Kakao Games Corp.
- Formerly: Daum Games
- Type: Division
- Industry: Video games
- Headquarters: Jeju, South Korea
- Area served: Worldwide
- Parent: Kakao
- Subsidiaries: Action Square (10.4%) XLGAMES (52.97%) AdPage
- Website: kakaogames.com/en-us/ (English) game.kakao.com game.daum.net

= Kakao Games =

South Korean video game publisher

Kakao Games Corp. is a South Korean video game publisher and a subsidiary of Kakao. It specializes in developing and publishing games on PC, mobile, and VR platforms. Each is represented by Namgoong Hoon and Cho Gye-hyun.
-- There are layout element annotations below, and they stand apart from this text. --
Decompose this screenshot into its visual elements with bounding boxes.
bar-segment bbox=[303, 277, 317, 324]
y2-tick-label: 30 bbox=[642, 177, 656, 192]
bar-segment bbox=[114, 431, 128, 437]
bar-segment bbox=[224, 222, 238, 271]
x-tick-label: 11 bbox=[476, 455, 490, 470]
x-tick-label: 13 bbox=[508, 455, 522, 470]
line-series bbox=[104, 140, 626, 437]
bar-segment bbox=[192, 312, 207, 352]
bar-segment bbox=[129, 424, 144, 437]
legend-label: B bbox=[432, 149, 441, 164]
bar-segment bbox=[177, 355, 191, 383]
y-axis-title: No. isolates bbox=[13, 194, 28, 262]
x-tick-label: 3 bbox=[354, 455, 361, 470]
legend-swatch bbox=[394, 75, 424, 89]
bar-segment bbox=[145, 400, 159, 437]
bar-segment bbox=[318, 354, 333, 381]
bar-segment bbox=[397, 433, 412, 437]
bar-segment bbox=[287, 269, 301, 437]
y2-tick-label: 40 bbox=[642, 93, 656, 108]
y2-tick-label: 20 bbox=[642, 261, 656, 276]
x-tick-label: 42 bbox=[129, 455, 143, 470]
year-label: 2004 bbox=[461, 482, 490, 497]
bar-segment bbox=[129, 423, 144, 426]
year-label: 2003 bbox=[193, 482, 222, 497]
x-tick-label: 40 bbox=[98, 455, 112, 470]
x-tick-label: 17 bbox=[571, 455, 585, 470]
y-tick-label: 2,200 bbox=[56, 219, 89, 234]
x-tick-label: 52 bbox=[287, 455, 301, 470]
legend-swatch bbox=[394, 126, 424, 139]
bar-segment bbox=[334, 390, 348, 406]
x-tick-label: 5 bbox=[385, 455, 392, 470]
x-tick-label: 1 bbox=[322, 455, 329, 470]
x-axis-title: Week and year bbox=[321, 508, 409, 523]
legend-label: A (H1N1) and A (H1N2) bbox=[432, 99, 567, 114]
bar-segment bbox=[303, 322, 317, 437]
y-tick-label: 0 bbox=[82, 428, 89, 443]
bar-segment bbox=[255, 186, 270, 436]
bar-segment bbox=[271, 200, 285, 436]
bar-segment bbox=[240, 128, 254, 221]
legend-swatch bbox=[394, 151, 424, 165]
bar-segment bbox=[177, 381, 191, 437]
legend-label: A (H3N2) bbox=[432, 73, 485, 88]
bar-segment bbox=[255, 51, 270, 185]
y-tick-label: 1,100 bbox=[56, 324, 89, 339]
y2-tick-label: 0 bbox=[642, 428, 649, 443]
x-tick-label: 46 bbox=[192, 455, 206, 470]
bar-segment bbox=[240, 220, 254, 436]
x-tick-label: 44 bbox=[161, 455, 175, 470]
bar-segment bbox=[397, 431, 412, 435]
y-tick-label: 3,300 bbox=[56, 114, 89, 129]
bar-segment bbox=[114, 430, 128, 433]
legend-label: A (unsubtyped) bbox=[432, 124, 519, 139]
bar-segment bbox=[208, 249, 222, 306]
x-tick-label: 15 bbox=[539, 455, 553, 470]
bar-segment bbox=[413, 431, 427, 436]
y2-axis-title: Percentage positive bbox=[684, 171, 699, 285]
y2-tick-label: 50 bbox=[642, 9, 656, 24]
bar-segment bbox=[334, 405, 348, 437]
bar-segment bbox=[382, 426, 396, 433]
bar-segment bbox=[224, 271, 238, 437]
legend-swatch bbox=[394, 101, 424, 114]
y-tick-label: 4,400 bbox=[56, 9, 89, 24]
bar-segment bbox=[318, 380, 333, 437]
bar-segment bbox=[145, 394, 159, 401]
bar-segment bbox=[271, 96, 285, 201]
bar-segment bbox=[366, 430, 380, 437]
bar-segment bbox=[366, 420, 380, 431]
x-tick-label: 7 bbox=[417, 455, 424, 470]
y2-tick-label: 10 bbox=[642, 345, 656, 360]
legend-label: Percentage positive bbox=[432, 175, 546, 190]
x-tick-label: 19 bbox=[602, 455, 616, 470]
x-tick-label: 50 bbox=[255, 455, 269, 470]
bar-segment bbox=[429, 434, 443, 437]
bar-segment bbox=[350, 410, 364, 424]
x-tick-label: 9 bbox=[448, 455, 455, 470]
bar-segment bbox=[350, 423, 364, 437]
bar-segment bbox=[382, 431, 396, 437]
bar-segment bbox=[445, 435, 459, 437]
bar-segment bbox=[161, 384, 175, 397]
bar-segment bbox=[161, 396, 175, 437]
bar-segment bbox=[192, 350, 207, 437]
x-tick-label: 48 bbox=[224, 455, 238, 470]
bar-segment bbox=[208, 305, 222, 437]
Originally known as Daum Games before the acquisition of Daum, Kakao Games has expanded from game distribution solely in Korea. Now, Kakao Games distributes its games globally throughout North America, Europe, and other parts of Asia thanks in part to its social aspect with KakaoTalk. Kakao uses the game portal of Daum and social network of KakaoTalk to connect players within their games.

== History ==
In September 2020, Kakao Games debuted on the KOSDAQ. In 2025, Kakao Games sold its stakes in Sena Technologies and Kakao VX. In 2026, LAAA Investment became Kakao Games' biggest shareholder.

==Games==
=== Games released as "Daum Games" ===

| Year | Title | Developer | Notes |
|---|---|---|---|
| 2015 | Black Desert Online | Pearl Abyss | Publishing rights handed over to Pearl Abyss after February 24, 2021. |

=== Games released as "Kakao Games" ===

| Year | Title | Developer | Notes | Ref. |
| 2013 | Cookie Run | Devsisters | Publishing deal since April 2, 2013 |  |
| 2018 | Lord of Dice | NGEL Games |  |  |
| BanG Dream! Girls Band Party! | Craft Egg | Publishing deal in Korea since February 6, 2018 |  |
| Moonlight Sculptor | XL Games |  |  |
| Friends Racing | Kakao Games |  |  |
| 2019 | Path of Exile | Grinding Gear Games | Publishing deal in Korea since March 2019 |  |
| 2020 | Guardian Tales | Kong Studios |  |  |
| Elyon | Krafton |  |  |
| 2021 | Eternal Return | Nimble Neuron | Publishing deal started July 2021 and ended July 2024 |  |
| World Flipper | Cygames |  |  |
| Friends Racing Duo | Kakao Games |  |  |
| ArcheAge | XL Games | Publishing deal since December 1, 2021 for EU and NA. |  |
| 2023 | Eversoul | NINEARK |  |  |
| 2025 | ArcheAge Chronicles | XL Games |  |  |

=== Cancelled Games ===

Title screen of Capcom Super League Online

Kakao Games was to be the publisher for Capcom Super League Online, a tactical role-playing game for Android and iOS phones developed by Capcom Entertainment Korea that was planned for release in South Korea only. The character-collecting game allowed the player to recruit from an all-star cast of characters from different Capcom IPs to fight against various villains. A closed beta test of the Android version was conducted from 4–7 October 2018. The game was scrapped due to an unspecified "business decision" between Kakao Games and Capcom, which also closed down its Korean branch.